Politischer Straßenkämpfer

Diejenigen, die Fatalismus nicht mögen, können argumentieren, dass Lulas Erfolg im ersten Jahrzehnt dieses Jahrhunderts ein Element enthielt, das zu seinem Untergang im zweiten zurückkehrte: dass er mit „Deals“ so leicht geworden war. Nachdem er in den 1990er Jahren dreimal bei Wahlen gescheitert war, kam dieser politische Straßenkämpfer zu dem Schluss, dass er Bündnisse und Allianzen bilden und nach Geschäften greifen musste.

Lula erwies sich als äußerst kompetent in der Kunst des Laichens und Freunde finden nach dem „gut genug“-Prinzip. In Brasilien Politik zu machen, ohne Korruption zu begehen, ist wie durch die Sahara zu fahren, ohne das Auto schmutzig zu machen. Aber was die Führer von Lulas PT in den Jahren, in denen sie sich für unantastbar hielten, in die Taschen steckten, erstaunten selbst überzeugte Anhänger. Brasiliens rechter „tiefer Staat“, ein hartnäckiges Überbleibsel der Militärjahre, riecht nach Gelegenheit. Die Operation Car Wash (Lava Jato) begann 2014. Viele Richter hatten Autos, die genauso schmutzig waren wie die, die sie verklagt hatten, aber sie brachten Lula 2018 hinter Gitter. Wäre das gescheitert, hätte der psychopathische Ex-Offizier Jair Bolsonaro die Wahl in jenem Jahr nie gewonnen.

Rache

Letztlich scheiterte die gerichtliche Vergeltung gegen Lula an Fahrlässigkeit. Im April 2021 wurden die Anklagen aufgehoben. Die Zahl der Covid-Toten hatte inzwischen eine halbe Million überschritten, es gab wieder Brasilianer, die hungerten. Bei der Wahl 2022 gewann Lula nicht 83, sondern 50,8 Prozent – ​​49,1 Prozent stimmten für den Psychopathen, der Chaos anrichtet. In seiner Siegesrede rief Lula zu „Frieden und Einheit“ auf. Aber wenn ein Adjektiv schlecht zu dem passt, was man „Bolsonarismus“ nennt, dann ist es „versöhnlich“.

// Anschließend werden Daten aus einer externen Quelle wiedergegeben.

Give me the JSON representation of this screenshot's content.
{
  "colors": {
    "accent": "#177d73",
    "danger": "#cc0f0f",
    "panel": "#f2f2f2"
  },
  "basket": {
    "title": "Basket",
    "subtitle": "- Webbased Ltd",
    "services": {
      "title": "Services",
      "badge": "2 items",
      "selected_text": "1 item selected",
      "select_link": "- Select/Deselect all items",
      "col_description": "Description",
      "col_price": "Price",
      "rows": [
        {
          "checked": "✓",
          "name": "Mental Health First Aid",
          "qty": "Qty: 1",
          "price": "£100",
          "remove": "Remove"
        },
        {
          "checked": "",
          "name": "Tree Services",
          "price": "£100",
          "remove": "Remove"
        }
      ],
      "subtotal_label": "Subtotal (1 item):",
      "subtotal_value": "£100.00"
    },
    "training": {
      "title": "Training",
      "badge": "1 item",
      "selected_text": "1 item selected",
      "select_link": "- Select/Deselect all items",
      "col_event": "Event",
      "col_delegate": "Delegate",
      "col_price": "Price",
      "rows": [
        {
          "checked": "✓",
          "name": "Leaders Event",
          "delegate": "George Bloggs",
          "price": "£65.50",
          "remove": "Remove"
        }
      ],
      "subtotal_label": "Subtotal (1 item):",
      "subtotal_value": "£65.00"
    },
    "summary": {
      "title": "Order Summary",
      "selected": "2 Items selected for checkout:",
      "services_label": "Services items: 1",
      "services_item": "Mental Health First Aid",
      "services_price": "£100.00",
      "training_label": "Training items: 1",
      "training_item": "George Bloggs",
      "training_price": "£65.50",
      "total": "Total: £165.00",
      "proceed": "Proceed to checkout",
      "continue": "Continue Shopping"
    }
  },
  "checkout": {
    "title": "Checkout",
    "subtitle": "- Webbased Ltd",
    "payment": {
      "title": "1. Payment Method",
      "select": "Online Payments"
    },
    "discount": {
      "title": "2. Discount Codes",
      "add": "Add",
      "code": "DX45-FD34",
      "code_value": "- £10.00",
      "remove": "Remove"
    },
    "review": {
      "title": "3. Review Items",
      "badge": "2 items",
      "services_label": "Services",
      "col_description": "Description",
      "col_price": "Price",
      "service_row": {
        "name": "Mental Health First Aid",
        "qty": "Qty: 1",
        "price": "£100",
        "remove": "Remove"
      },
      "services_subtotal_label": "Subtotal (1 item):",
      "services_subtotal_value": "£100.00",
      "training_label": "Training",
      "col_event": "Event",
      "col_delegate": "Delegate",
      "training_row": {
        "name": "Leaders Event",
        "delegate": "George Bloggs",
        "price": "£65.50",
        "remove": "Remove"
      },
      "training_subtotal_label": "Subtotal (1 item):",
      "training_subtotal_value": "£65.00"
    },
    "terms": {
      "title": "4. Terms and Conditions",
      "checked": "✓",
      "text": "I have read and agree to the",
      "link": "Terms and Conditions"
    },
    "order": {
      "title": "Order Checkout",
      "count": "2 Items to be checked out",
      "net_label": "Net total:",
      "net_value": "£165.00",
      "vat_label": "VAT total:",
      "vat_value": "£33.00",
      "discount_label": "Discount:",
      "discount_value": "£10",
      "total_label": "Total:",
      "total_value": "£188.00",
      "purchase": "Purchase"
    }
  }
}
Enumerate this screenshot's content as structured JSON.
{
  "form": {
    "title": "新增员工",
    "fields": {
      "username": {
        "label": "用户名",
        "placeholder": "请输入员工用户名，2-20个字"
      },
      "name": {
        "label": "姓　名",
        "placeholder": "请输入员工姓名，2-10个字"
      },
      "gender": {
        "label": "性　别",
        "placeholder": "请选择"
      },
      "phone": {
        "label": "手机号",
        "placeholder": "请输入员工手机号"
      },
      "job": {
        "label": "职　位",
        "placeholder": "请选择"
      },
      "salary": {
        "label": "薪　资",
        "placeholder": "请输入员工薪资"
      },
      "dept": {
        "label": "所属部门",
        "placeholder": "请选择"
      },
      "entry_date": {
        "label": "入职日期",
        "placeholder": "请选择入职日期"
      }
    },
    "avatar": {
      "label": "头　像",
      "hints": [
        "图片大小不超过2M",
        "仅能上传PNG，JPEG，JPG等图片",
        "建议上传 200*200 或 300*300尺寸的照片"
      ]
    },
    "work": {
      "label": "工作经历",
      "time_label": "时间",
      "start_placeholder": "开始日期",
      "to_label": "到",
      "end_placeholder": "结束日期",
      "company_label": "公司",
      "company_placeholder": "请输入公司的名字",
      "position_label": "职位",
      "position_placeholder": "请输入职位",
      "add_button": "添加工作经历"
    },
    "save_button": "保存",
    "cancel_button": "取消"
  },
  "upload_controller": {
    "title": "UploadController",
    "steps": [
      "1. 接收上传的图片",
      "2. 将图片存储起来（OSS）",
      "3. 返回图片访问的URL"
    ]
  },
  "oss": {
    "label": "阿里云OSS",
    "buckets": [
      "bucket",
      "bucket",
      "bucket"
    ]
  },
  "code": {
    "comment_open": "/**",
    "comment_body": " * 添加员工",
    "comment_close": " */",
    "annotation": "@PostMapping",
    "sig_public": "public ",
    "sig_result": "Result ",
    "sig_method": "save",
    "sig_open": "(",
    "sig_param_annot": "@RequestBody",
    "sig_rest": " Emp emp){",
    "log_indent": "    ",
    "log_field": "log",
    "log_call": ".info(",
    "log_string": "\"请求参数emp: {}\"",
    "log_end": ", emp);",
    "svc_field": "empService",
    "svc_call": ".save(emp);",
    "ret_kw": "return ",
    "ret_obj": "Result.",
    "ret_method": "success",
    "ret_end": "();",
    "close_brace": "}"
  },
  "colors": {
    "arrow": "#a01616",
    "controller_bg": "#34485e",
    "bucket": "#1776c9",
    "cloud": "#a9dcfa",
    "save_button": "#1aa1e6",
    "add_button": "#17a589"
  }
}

Objekte können Bände sprechen. In den letzten Wochen trugen Lula-Anhänger Mützen mit dem Slogan „Make Brazil 2002 again“. Nennen Sie es einen Ausdruck jenes unübersetzbaren Gefühls, das die Bewohner dieses Landes immer wieder überwältigt, saudade – es hat mit Sehnsucht, Heimweh, Melancholie und Melancholie zu tun, aber es umfasst mehr und geht tiefer.